…だけど、どうしても

4.


一瞬握られたと思ったら、手に残っていたのはこのホテルの一室の、カードキーだった。

「先行ってろ。」

紫苑は少しだけ屈んで耳元にかすめるようにそれだけ囁くと行ってしまった。
私は思わずその背を見送ってしまう。

今日も彼は圧倒的だった。パーティーの主役は彼だったのではないかと思うほど。
皆、こういう場に出てくるのは珍しい紫苑を捕まえては何か話し、彼は大物には可愛がられ、同年代には羨望の眼差しを向けられていた。

彼を見たのは初めてです、とさっき私に零した人もいた。

「ものすごく頭の良い人ですよね。正直、会う前はどうせ七光りなんだろうと思ってました。放蕩息子だったって、噂もあるし、色んな部署を転々としてるらしいって聞いたことはあって、無能なおぼっちゃまがたらい回しにされてるのかなとか…でもきっと本当に、武者修行してたんですね。冷静に考えたら、いくら社長の孫だからって、生半可な能力じゃ、あんなに大きな会社の経営管理部なんか統括できないですよね。」

「…そうなんですか。」

なんと言っていいかわからず、私はそう返すしかなかった。
紫苑は仕事の話をすることはあっても、そんな、苦労したとか、ハードな生活を送っていたなんて話は私にはしない。
付き合っていることを隠そう、というようなことを紫苑と話したことはなかったけれど、そんな話を聞いていると、やはりなんとなく黙っていた方がいいような気がした。

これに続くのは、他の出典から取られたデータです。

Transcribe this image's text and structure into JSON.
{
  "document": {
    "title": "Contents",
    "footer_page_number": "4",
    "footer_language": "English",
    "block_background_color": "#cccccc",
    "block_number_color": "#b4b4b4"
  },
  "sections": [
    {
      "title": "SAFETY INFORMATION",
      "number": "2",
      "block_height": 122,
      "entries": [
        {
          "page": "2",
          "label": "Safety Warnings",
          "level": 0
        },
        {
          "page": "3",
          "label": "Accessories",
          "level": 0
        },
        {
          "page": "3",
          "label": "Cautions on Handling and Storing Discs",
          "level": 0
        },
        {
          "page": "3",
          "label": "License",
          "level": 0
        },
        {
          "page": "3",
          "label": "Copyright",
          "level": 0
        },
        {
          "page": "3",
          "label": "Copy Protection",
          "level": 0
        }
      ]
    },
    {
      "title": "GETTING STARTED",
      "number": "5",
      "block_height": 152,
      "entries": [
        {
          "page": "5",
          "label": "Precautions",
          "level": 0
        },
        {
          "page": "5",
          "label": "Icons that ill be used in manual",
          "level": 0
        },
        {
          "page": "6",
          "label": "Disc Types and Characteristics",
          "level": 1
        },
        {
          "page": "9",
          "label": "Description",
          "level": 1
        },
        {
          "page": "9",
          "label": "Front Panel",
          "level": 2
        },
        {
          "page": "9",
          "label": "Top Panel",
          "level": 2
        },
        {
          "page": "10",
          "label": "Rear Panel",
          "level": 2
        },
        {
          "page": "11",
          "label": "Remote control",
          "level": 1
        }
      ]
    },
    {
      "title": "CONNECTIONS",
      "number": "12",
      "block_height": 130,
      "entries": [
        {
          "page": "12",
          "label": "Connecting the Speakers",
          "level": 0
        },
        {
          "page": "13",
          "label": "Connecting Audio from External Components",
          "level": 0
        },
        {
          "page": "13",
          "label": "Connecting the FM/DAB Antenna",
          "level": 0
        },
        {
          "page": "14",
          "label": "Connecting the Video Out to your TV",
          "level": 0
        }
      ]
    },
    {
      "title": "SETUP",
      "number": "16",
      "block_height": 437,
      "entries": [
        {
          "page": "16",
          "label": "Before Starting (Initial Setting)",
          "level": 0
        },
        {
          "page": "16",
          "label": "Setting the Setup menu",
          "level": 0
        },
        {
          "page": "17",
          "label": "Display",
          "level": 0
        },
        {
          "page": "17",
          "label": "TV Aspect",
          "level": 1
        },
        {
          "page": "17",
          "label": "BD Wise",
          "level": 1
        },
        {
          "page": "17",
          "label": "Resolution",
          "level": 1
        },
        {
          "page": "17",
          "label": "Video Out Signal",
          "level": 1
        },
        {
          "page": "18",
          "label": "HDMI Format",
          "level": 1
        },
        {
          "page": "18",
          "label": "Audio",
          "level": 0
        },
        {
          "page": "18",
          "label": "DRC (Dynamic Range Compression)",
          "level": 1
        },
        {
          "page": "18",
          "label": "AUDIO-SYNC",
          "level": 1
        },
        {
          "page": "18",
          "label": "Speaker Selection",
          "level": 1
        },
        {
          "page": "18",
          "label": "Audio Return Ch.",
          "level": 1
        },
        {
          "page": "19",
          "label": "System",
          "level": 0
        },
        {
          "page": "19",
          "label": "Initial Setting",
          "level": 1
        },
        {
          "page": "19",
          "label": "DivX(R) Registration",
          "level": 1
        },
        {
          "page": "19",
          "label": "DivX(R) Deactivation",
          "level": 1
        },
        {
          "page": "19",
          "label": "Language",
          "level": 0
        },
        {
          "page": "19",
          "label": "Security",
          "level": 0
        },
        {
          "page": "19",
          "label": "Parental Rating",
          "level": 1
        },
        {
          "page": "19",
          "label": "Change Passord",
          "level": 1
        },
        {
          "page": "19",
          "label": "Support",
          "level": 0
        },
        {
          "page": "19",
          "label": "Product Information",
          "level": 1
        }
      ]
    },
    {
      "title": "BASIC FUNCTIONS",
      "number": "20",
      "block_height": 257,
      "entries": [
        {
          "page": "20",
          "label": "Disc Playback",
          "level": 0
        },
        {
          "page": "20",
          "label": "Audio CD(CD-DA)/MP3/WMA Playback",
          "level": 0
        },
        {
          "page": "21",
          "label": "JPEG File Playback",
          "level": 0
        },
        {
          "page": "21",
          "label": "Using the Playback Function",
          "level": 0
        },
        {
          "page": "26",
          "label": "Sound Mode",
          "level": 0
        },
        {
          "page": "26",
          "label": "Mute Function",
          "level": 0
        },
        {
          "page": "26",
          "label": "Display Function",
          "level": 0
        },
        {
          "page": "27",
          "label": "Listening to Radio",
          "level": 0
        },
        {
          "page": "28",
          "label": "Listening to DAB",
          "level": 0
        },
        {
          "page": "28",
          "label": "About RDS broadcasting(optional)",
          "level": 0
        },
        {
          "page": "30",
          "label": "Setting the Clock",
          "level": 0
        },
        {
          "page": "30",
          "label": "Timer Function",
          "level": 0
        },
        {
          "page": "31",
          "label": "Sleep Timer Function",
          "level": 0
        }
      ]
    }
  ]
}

それなのに、こんなものを渡されて、私は少し戸惑ってしまう。時間をずらして部屋に入るということは、やっぱり私とのことは公にはしないつもりなんだろうけれど、それにしては徹底していない気がする。
何もこの後会うのなら、ここでなくたっていいし、こんなところでキーを受け渡すなんて、誰かに見られていたって文句は言えない。